U.N., Palestinians Launch Aid Appeal After Funding Cuts

RAMALLAH (Reuters) —

The United Nations and the Palestinian Authority appealed on Monday for $350 million in aid for Palestinians next year, saying much more was needed but they had to be realistic after a year of funding cuts.

The 2019 Humanitarian Response Plan focused on Palestinians most in need of food, healthcare, shelter, water and sanitation, said Jamie McGoldrick, the U.N. humanitarian coordinator in the Gaza Strip, Yehudah and Shomron and east Yerushalayim.

Donations were down in many areas around the world, he said. But local aid work took a particularly hard hit this year when the United States ended funding for the U.N. agency that helps 5 million people listed as Palestinian refugees.

“Humanitarian actors are faced with record-low funding levels of this year, at the same time we face massive and increasing needs,” McGoldrick said.

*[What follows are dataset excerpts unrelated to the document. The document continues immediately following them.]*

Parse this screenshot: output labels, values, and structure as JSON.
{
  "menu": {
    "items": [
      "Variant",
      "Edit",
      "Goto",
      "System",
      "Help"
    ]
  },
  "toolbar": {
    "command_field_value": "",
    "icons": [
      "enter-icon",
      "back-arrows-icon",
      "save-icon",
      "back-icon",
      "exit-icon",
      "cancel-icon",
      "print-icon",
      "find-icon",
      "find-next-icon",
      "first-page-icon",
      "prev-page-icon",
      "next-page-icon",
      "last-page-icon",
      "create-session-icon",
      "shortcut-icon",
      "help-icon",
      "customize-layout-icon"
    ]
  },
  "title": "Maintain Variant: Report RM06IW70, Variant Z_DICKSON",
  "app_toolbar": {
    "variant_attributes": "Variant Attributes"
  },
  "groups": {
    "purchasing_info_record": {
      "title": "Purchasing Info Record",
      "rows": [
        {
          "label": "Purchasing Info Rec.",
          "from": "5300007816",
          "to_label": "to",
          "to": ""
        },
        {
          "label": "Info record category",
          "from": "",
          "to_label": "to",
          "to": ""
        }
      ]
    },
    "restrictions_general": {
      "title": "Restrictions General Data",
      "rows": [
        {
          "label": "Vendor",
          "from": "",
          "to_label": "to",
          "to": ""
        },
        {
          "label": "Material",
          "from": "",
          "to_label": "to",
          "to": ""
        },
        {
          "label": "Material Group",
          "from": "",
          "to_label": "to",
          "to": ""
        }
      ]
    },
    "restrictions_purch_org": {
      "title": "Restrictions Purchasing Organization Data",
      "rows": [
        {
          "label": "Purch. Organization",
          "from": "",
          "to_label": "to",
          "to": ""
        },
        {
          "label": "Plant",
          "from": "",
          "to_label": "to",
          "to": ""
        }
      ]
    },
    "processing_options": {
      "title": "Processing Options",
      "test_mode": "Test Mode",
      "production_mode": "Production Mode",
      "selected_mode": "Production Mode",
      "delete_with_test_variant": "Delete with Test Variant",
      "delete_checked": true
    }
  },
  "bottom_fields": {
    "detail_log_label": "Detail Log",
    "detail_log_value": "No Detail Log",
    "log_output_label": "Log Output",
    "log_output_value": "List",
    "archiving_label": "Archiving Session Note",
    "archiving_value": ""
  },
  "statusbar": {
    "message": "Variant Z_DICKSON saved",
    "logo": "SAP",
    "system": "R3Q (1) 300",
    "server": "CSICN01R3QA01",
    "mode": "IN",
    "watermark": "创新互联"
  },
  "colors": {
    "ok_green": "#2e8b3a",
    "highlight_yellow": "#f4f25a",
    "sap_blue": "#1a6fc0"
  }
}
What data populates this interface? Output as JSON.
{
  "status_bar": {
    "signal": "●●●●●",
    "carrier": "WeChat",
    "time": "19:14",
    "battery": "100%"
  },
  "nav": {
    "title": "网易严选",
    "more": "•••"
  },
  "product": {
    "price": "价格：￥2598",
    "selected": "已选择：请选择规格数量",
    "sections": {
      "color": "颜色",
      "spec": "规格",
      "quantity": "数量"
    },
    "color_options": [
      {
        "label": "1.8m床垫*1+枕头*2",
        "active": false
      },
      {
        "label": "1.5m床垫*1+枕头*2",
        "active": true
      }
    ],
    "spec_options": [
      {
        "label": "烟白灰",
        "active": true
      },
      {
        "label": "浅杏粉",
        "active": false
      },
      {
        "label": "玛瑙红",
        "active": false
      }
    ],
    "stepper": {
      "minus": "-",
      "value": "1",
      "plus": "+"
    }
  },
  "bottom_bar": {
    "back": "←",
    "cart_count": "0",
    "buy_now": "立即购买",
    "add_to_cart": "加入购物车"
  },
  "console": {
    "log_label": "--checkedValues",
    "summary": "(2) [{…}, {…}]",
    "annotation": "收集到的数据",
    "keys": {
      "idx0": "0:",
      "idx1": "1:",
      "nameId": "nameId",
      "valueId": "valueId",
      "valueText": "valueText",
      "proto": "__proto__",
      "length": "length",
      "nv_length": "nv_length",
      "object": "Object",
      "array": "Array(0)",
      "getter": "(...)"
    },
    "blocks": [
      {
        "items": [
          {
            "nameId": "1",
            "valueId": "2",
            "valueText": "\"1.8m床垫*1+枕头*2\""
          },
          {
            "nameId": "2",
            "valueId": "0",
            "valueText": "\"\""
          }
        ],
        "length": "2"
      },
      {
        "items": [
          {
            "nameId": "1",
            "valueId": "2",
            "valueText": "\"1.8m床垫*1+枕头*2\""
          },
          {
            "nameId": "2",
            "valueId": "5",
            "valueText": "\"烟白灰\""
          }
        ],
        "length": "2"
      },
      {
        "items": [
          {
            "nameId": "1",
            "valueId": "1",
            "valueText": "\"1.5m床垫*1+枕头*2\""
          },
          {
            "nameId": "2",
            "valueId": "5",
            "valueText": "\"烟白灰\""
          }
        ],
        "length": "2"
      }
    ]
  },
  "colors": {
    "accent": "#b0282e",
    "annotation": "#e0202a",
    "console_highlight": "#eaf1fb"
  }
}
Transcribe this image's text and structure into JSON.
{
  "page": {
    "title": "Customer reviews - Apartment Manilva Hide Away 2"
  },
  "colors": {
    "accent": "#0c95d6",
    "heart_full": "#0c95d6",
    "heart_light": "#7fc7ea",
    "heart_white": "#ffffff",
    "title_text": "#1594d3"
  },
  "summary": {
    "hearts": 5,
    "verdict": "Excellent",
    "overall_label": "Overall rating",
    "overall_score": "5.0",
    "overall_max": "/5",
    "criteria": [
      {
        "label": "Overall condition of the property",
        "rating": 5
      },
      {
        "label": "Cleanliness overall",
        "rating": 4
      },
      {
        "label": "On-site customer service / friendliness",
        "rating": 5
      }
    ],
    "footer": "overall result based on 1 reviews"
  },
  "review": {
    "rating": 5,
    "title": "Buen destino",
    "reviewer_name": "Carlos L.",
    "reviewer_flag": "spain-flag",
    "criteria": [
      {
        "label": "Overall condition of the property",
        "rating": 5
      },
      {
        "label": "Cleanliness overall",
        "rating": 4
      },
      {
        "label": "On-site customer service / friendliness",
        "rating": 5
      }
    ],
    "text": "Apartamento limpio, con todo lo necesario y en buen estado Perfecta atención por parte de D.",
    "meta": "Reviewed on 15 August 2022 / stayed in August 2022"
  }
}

“We will be able to assist fewer people this year, 1.4 million people are being targeted as opposed to 1.9 million last year.”

He said agencies faced many difficulties, including the politicization of aid by “political forces which are using aid or tampering with aid” and attacks on their work by those intent on “delegitimizing some of the work of the humanitarian actors.”

More than three quarters of the funds sought would go to Gaza, the appeal organizers said, because the densely populated coastal strip faced a “dire humanitarian situation.”